As a gay man, Garofalo can completely relate to the challenges that young transgender people face with accessing respectful services and culturally competent health care. He is keenly aware, though, of the fact that being transgender is a totally different construct from being gay.
“When I was a young person, if I wasn’t ready to be out about my identity because I didn’t think that my family could handle it or financially I didn’t think I could be on my own or for whatever reason, if I wanted to hide my sexuality or my identity, I could do that,” he says. “And we could argue whether that’s healthy for me or not in the long run, but at least the option was mine.
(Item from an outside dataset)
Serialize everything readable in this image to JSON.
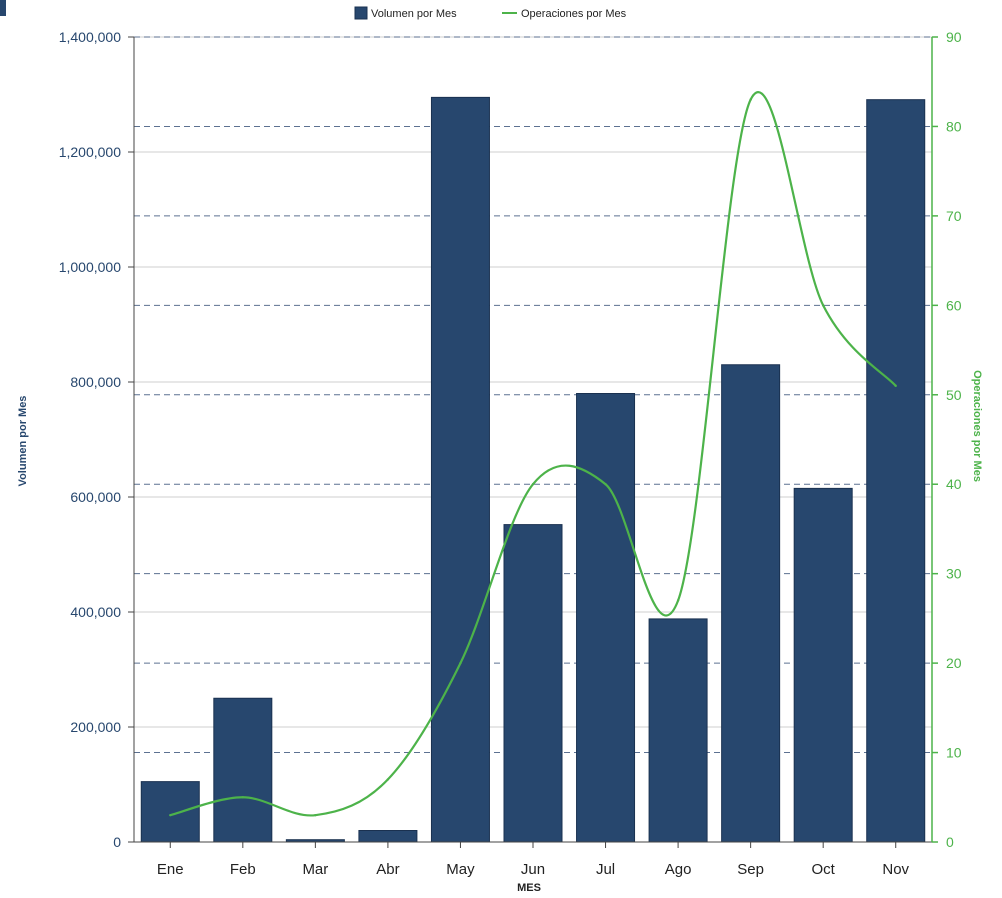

For transgender people, on the other hand, who feel like they are trapped inside the wrong body, they don’t really have that choice.”
“The transgender youth community is really one that has challenged me as a clinician, and as an academic, in ways that are much more gratifying and, at times, frustrating than any other population of youth that I’ve worked with,” he says. “Because the challenges and the stigma that they face are exponentially more difficult in some ways than even those which gay men face.”
That said, Garofalo is committed to ensuring that transgender youth have access to the services they need in order to live productive, healthy lives.
“Health care is a human right,” he says. “And everyone deserves access to quality healthcare and to services.”